James Keir Hardie
Hardie, James Keir
Born Aug. 15, 1856, in Legbrannock, Scotland; died Sept. 26, 1915, in Glasgow. Labor movement figure and reformer in Great Britain.
Hardie went to work in the mines at the age of ten, and in the 1870’s he joined the trade union movement. In the late 1880’s he concluded that it was necessary for the proletariat to be politically independent; however, he thought that this ought to be achieved strictly within the constitutional framework and thus rejected the class struggle. In 1888, Hardie founded the Scottish Labour Party, and in 1893, the Independent Labor Party (ILP). In 1892 he became the first person to be elected to Parliament as an Independent Labor candidate.
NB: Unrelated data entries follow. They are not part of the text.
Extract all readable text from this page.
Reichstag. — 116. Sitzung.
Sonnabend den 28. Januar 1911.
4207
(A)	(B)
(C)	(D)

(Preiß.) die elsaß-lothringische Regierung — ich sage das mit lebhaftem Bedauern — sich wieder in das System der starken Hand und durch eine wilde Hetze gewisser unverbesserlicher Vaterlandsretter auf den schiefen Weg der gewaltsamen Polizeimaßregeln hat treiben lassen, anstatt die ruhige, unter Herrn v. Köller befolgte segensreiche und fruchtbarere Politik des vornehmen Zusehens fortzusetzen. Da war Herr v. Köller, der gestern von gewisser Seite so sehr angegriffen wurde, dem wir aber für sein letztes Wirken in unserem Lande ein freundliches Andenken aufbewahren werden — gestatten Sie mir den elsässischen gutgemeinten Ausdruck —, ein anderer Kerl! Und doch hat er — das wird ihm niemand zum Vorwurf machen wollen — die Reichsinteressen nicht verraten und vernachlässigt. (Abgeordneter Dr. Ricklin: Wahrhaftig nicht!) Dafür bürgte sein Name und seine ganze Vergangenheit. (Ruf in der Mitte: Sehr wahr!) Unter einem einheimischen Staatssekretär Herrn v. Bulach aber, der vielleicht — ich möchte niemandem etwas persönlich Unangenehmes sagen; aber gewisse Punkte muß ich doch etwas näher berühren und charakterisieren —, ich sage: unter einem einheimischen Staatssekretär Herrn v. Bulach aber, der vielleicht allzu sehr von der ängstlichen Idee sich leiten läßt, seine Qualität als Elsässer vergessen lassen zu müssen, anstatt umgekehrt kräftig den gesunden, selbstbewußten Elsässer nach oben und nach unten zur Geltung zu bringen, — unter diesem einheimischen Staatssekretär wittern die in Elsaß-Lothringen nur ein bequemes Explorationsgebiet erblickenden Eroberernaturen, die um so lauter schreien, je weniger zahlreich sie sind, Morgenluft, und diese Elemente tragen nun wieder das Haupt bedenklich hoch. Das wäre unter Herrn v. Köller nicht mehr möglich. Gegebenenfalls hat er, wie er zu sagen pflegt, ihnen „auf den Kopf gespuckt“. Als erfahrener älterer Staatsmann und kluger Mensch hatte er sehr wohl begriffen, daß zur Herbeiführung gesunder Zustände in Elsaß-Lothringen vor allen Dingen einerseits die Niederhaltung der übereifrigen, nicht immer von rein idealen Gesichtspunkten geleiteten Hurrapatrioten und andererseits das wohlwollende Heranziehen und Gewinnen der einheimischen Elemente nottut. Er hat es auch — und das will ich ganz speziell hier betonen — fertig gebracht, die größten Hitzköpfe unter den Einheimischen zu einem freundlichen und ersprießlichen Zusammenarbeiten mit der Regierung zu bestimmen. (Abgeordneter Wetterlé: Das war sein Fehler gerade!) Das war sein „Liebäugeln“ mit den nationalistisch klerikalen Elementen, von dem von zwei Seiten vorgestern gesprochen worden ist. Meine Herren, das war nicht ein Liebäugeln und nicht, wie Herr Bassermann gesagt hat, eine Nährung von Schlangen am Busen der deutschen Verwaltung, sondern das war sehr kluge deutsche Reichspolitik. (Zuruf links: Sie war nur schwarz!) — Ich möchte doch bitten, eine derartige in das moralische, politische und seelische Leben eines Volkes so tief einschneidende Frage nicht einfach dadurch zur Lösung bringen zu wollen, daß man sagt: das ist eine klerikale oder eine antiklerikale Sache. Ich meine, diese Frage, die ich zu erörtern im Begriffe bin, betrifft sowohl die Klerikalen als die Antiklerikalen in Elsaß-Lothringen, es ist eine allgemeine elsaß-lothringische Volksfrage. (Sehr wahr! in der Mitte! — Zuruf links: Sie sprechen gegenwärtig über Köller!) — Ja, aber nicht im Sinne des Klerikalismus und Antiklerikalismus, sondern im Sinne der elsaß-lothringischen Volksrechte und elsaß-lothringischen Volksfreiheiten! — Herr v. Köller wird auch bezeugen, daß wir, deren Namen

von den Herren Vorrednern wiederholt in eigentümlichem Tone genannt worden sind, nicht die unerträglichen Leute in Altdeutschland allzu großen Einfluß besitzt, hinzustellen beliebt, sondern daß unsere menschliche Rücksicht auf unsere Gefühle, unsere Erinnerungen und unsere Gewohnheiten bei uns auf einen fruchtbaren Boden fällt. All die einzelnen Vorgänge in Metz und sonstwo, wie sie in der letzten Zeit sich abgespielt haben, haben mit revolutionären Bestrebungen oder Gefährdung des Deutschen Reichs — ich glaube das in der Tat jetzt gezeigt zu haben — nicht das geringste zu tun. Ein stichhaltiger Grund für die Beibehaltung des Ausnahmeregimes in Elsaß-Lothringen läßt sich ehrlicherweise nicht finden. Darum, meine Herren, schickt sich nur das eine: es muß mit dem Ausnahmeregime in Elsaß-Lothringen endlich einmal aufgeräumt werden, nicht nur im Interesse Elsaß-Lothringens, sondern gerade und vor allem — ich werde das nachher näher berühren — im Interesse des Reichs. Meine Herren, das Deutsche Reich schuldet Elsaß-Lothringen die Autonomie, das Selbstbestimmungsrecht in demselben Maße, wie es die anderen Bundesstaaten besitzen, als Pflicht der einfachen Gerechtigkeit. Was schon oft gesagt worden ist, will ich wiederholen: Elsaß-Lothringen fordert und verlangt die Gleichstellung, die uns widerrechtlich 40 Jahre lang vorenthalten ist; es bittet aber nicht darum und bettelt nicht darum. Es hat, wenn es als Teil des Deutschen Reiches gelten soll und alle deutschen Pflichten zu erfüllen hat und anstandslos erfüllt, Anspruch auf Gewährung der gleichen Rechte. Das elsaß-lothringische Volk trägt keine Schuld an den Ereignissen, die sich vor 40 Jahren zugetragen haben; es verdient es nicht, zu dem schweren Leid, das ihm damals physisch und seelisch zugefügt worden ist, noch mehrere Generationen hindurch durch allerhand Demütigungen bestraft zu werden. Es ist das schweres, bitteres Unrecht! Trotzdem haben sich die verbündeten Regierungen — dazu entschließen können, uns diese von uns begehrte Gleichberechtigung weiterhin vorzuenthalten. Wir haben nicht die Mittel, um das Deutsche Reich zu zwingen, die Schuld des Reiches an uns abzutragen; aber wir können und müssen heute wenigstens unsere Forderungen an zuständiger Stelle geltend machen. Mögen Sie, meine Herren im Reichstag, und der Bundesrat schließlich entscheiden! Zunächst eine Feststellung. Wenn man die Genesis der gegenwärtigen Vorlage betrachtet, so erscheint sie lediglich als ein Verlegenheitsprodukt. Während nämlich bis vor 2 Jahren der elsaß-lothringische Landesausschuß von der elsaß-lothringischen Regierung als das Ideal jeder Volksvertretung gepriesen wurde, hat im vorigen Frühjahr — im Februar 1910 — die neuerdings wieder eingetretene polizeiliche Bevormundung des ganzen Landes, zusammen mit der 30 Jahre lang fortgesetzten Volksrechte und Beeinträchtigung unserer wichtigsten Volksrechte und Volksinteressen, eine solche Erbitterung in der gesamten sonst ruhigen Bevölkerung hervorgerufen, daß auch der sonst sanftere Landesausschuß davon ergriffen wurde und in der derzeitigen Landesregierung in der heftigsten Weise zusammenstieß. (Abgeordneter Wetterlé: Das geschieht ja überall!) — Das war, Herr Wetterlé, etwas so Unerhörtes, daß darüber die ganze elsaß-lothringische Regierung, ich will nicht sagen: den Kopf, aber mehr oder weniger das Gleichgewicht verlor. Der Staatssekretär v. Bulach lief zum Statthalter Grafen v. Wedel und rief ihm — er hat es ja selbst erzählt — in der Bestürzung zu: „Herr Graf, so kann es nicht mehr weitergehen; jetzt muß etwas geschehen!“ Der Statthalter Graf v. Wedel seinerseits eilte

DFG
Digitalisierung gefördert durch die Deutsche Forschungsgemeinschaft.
After the creation of the Labour Party in 1900, in which the ILP was a collective member, Hardie became one of the leaders of the party. Hardie criticized the aggression of the British colonialists in the Boer War (1899–1902), and he was a pacificist at the outbreak of World War I. Later, however, Hardie allied himself with the social chauvinists.
REFERENCES
Marx, K., and F. Engels. Soch., 2nd ed., vols. 38–39. (See Index of Names: Hardie.)Lenin, V. I. Poln. sobr. soch., 5th ed., vols. 26, 28. (See Index of Names: Hardie.)
Vinogradov, V. N. U istokov leiboristskoi partii. Moscow, 1965. (Contains bibliography.)